Mammalian olfactory neurons possess a well-developed system of endocytic vesicles, endosomes, and lysosomes in their dendrites and perikarya. Vomeronasal neurons are similar and also contain much perikaryal agranular endoplasmic reticulum (AER). Olfactory supporting cells contain endocytic vesicles and endosomes associated closely with abundant fenestrated AER, and vesicles and numerous large dense vacuoles are present basally. Vomeronasal supporting cells have little AER, and few dense vacuoles occur in their bases. In olfactory neurons, ultrastructural tracers (0.08% horseradish peroxidase, thorium dioxide, ferritin) are endocytosed by olfactory receptor endings and transported to the cell body, where their movement is halted in lysosomes.
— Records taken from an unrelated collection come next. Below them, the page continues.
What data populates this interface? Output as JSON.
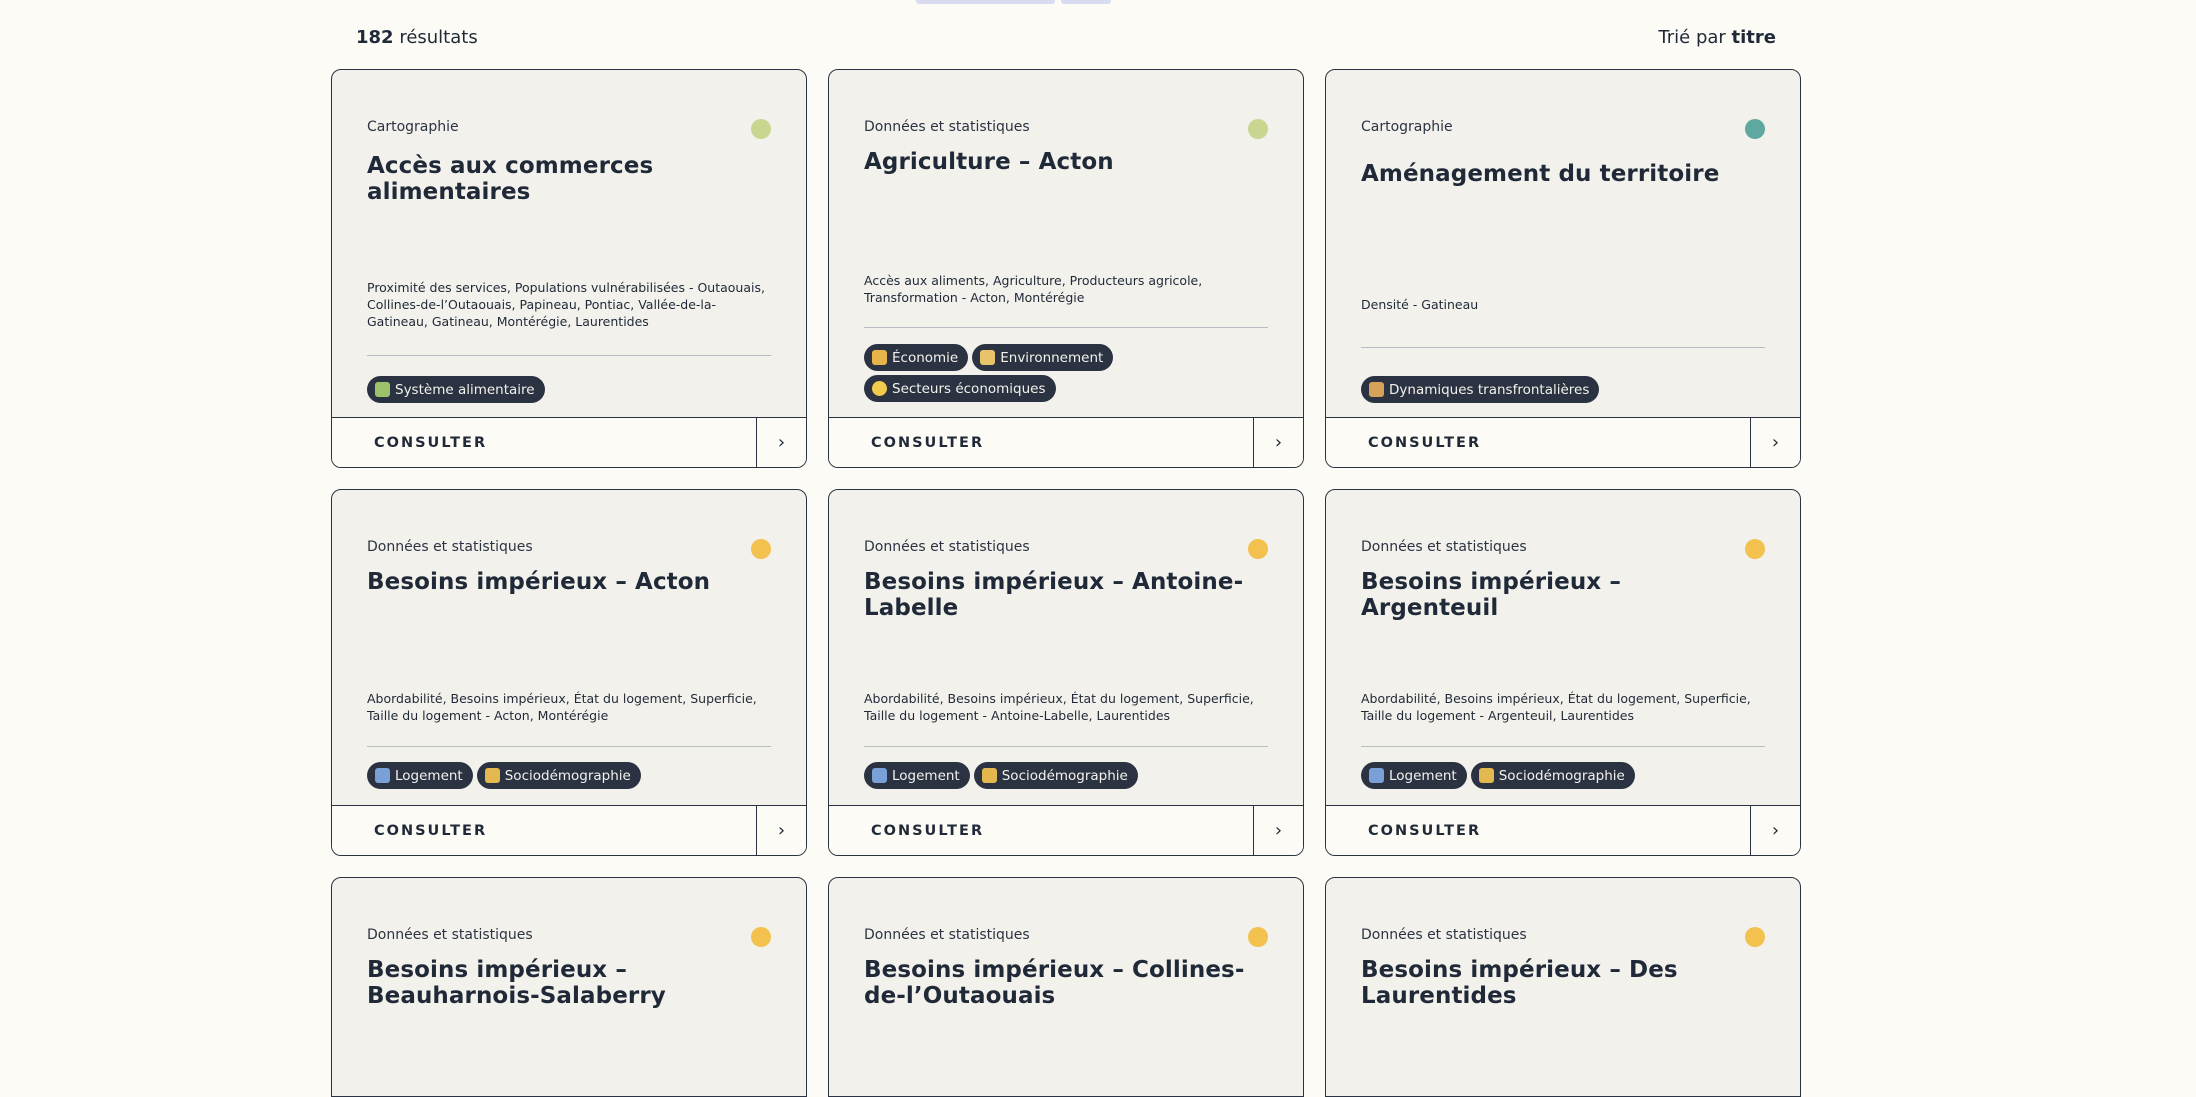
{
  "results": {
    "count": "182",
    "label": "résultats",
    "sort_prefix": "Trié par",
    "sort_value": "titre"
  },
  "consult_label": "CONSULTER",
  "arrow_glyph": "›",
  "cards": [
    {
      "type": "Cartographie",
      "dot_color": "#c9d68f",
      "title": "Accès aux commerces alimentaires",
      "desc": "Proximité des services, Populations vulnérabilisées - Outaouais, Collines-de-l’Outaouais, Papineau, Pontiac, Vallée-de-la-Gatineau, Gatineau, Montérégie, Laurentides",
      "tags": [
        {
          "label": "Système alimentaire",
          "icon": "plant-icon",
          "color": "#9cc36b"
        }
      ]
    },
    {
      "type": "Données et statistiques",
      "dot_color": "#c9d68f",
      "title": "Agriculture – Acton",
      "desc": "Accès aux aliments, Agriculture, Producteurs agricole, Transformation - Acton, Montérégie",
      "tags": [
        {
          "label": "Économie",
          "icon": "coins-icon",
          "color": "#e7b44a"
        },
        {
          "label": "Environnement",
          "icon": "leaf-icon",
          "color": "#e9c36a"
        },
        {
          "label": "Secteurs économiques",
          "icon": "gear-icon",
          "color": "#f2c94c"
        }
      ]
    },
    {
      "type": "Cartographie",
      "dot_color": "#5ea8a0",
      "title": "Aménagement du territoire",
      "desc": "Densité - Gatineau",
      "tags": [
        {
          "label": "Dynamiques transfrontalières",
          "icon": "border-icon",
          "color": "#d6a25a"
        }
      ]
    },
    {
      "type": "Données et statistiques",
      "dot_color": "#f2c14e",
      "title": "Besoins impérieux – Acton",
      "desc": "Abordabilité, Besoins impérieux, État du logement, Superficie, Taille du logement - Acton, Montérégie",
      "tags": [
        {
          "label": "Logement",
          "icon": "house-icon",
          "color": "#7aa0d8"
        },
        {
          "label": "Sociodémographie",
          "icon": "people-icon",
          "color": "#e2b84f"
        }
      ]
    },
    {
      "type": "Données et statistiques",
      "dot_color": "#f2c14e",
      "title": "Besoins impérieux – Antoine-Labelle",
      "desc": "Abordabilité, Besoins impérieux, État du logement, Superficie, Taille du logement - Antoine-Labelle, Laurentides",
      "tags": [
        {
          "label": "Logement",
          "icon": "house-icon",
          "color": "#7aa0d8"
        },
        {
          "label": "Sociodémographie",
          "icon": "people-icon",
          "color": "#e2b84f"
        }
      ]
    },
    {
      "type": "Données et statistiques",
      "dot_color": "#f2c14e",
      "title": "Besoins impérieux – Argenteuil",
      "desc": "Abordabilité, Besoins impérieux, État du logement, Superficie, Taille du logement - Argenteuil, Laurentides",
      "tags": [
        {
          "label": "Logement",
          "icon": "house-icon",
          "color": "#7aa0d8"
        },
        {
          "label": "Sociodémographie",
          "icon": "people-icon",
          "color": "#e2b84f"
        }
      ]
    },
    {
      "type": "Données et statistiques",
      "dot_color": "#f2c14e",
      "title": "Besoins impérieux – Beauharnois-Salaberry",
      "desc": "",
      "tags": []
    },
    {
      "type": "Données et statistiques",
      "dot_color": "#f2c14e",
      "title": "Besoins impérieux – Collines-de-l’Outaouais",
      "desc": "",
      "tags": []
    },
    {
      "type": "Données et statistiques",
      "dot_color": "#f2c14e",
      "title": "Besoins impérieux – Des Laurentides",
      "desc": "",
      "tags": []
    }
  ]
}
Higher concentrations (1%) of horseradish peroxidase penetrate olfactory receptor plasma membranes and intercellular junctions. In olfactory supporting cells, endocytosed tracers pass through endosomes to accumulate in dense basal vacuoles. These observations indicate that olfactory sensory membranes are rapidly cycled and that endocytosed materials are trapped within the epithelium. It is proposed that in the olfactory epithelium, endocytosis presents redundant odorants to the enzymes of the supporting cell AER to prevent their accumulation, whereas in the vomeronasal epithelium the receptor cells carry out this activity.